The not knowing plagues me, but it also inspired me to get my life back on track, and not let him win. I may not know what he had intended to do with me, but he also doesn't know how much he crippled me, and I don't want to let him leave his mark on me permanently. He can have those few months after the attack, but he can't mark the rest of my life.
That we live in a society where a brief, 10 second interaction can leave one paralysed with fear for months to come, and there be no ramifications for the perpetrator, is incredibly unjust, but it's also the patriarchy. Male perpetrators can wield power over female victims because repeated patterns of such behaviour in the past have meant an act of this kind is no longer considered significant.
Perhaps rightfully, the police could do nothing, because I was [mostly]physically unharmed. They took my statement, but did not follow anything up because there was little they could charge the man with, even if they could find him, in the absence of CCTV, or even a description of his face, something I was unable to give.
Ending street harassment starts with men recognising their privileged position in society, and understanding that their actions and remarks, even if they seem flippant, could have serious ramifications for their victims, despite their intention.
Scarier still, though, is that despite how common instances of physical street harassment were noted in the Everyday Sexism report, still more common are instances of domestic physical or sexual violence than that perpetuated by strangers. When writing this piece, part of me worried that I would be helping to perpetuate the monster myth, something Tom Meagher wrote so eloquently about last year, following the huge response to the tragic murder of his wife, Jill.
I worried that my story would be an unproductive addition to the conversations surrounding violence against women. When speaking to a friend, I aired my concern that my response to the whole incident was overblown, a storm in a teacup, if you will.
It's frightening, but this is the nature of the discourse around violence against women. It is just so common that I actually have the (for want of a better word) 'luxury' of worrying whether my attack was violent enough to be worth writing about, whether speaking about my attack will be productive or destructive for other women and their experiences, whether or not my fear is legitimate.
Stop and think for a moment.
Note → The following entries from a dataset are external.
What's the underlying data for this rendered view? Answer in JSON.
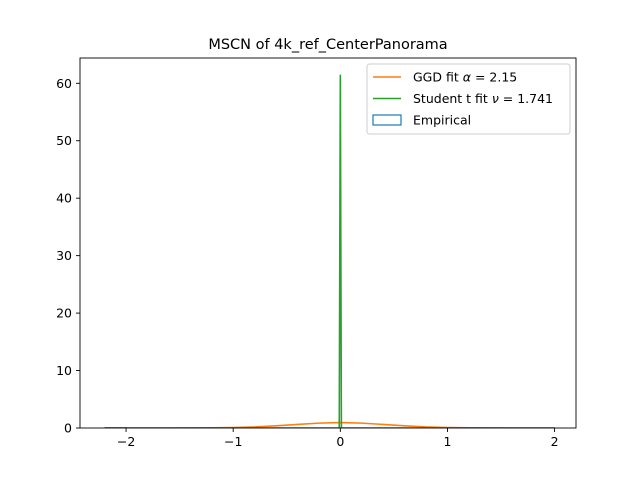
{
  "chart_data": {
    "type": "line",
    "title": "MSCN of 4k_ref_CenterPanorama",
    "xlabel": "",
    "ylabel": "",
    "xlim": [
      -2.43,
      2.2
    ],
    "ylim": [
      0,
      64.4
    ],
    "xticks": [
      -2,
      -1,
      0,
      1,
      2
    ],
    "yticks": [
      0,
      10,
      20,
      30,
      40,
      50,
      60
    ],
    "xtick_labels": [
      "−2",
      "−1",
      "0",
      "1",
      "2"
    ],
    "ytick_labels": [
      "0",
      "10",
      "20",
      "30",
      "40",
      "50",
      "60"
    ],
    "grid": false,
    "legend_position": "top-right",
    "legend": [
      {
        "label_prefix": "GGD fit ",
        "symbol": "α",
        "label_suffix": " = 2.15",
        "color": "#ff7f0e",
        "marker": "line"
      },
      {
        "label_prefix": "Student t fit ",
        "symbol": "ν",
        "label_suffix": " = 1.741",
        "color": "#2ca02c",
        "marker": "line"
      },
      {
        "label_prefix": "Empirical",
        "symbol": "",
        "label_suffix": "",
        "color": "#1f77b4",
        "marker": "box"
      }
    ],
    "series": [
      {
        "name": "GGD fit α = 2.15",
        "color": "#ff7f0e",
        "x": [
          -2.2,
          -2.0,
          -1.8,
          -1.6,
          -1.4,
          -1.2,
          -1.0,
          -0.8,
          -0.6,
          -0.4,
          -0.2,
          0.0,
          0.2,
          0.4,
          0.6,
          0.8,
          1.0,
          1.2,
          1.4,
          1.6,
          1.8,
          2.0
        ],
        "y": [
          0.0,
          0.0,
          0.0,
          0.0,
          0.01,
          0.03,
          0.08,
          0.18,
          0.38,
          0.62,
          0.85,
          0.94,
          0.85,
          0.62,
          0.38,
          0.18,
          0.08,
          0.03,
          0.01,
          0.0,
          0.0,
          0.0
        ]
      },
      {
        "name": "Student t fit ν = 1.741",
        "color": "#2ca02c",
        "x": [
          -2.2,
          -1.0,
          -0.2,
          -0.05,
          -0.02,
          -0.01,
          0.0,
          0.01,
          0.02,
          0.05,
          0.2,
          1.0,
          2.0
        ],
        "y": [
          0.0,
          0.0,
          0.0,
          0.0,
          0.0,
          0.0,
          61.4,
          0.0,
          0.0,
          0.0,
          0.0,
          0.0,
          0.0
        ]
      },
      {
        "name": "Empirical",
        "color": "#1f77b4",
        "x": [
          -2.2,
          -2.0
        ],
        "y": [
          0.0,
          0.0
        ]
      }
    ]
  }
}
This is the world we live in. A world where women can’t safely walk down the street at night, and are then made to feel that their fear is not legitimate, because their experience is so commonplace.
Today, I feel almost back to my old self. It's been months since I've had a panic attack (something, I should add, I had never experienced until the attack, and for that I count myself incredibly lucky), and I no longer cower when I pass men in the street.
Against my therapist's wish, however, I still haven't been back to that 15m stretch of path. The rational side of me knows that seeing that path will help in my recovery process, the other side knows that I shouldn't let this incident prevent me from inhabiting any space I choose.
But another, larger part of me has quietly decided that that path is no longer a space I will choose to use. There are plenty of other ways to get home, and my indignant feminist side will have to be content with that. For now.